The results of years of dental study serve as the foundation for the practise of medicine and, for that matter, dentistry. Doctors may have their own preferences for techniques and materials, but whether directly or indirectly, their decisions are influenced by systematic reviews and meta-analyses. However, due to poorly conducted or presented research, this very basic foundation may not be reliable. Bias in research is one of several factors that might make study results or research itself unreliable. Bias can be introduced into research at many stages, deliberately or unknowingly. Bias can appear at any point during the research process, even before the study itself begins. There are many biases in research, but some of them are more relevant to dentistry research than others. Because it is said that “eyes see what the mind knows”, it is essential to have a complete understanding of the different types of bias, how and when they get entrenched, and what steps may be taken to prevent or lessen them if they do occur. This comprehensive summary of bias in dentistry research is provided by this synoptic review. The goal is to identify gaps and measures that have been taken-or that should have been taken-by providing both descriptive and evaluative summaries, as well as examples from the literature, when needed.

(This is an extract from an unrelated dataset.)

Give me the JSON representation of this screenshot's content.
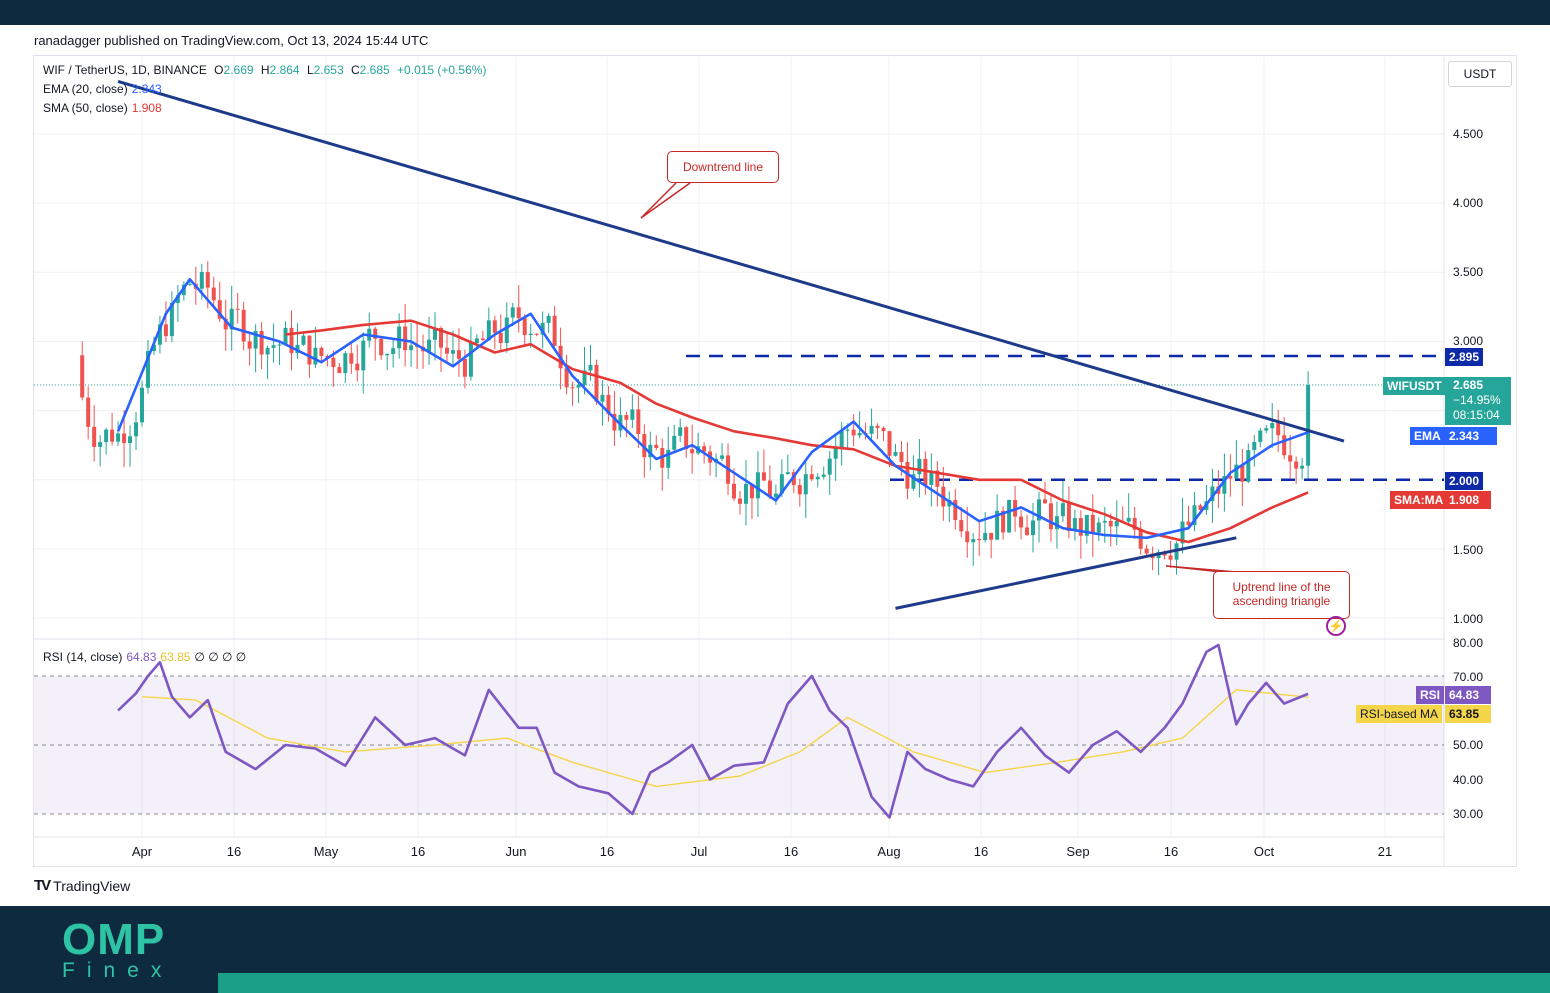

Keywords: Dental research, Bias (epidemiology), Research methodology, Research design, Epidemiologic methods

Core Tip: Be it clinical or in-vitro, bias may arise at any point in the course of research. Always make efforts to minimise, if not completely eradicate, any potential bias that could show up in a study. However, how can a researcher take preventative or remedial actions if they are oblivious that bias is being introduced into their study? This article lists and summarises every potential bias that could arise during a study so that the researcher is aware of the possibilities and can take the necessary precautions to contribute reliable scientific data to the literature.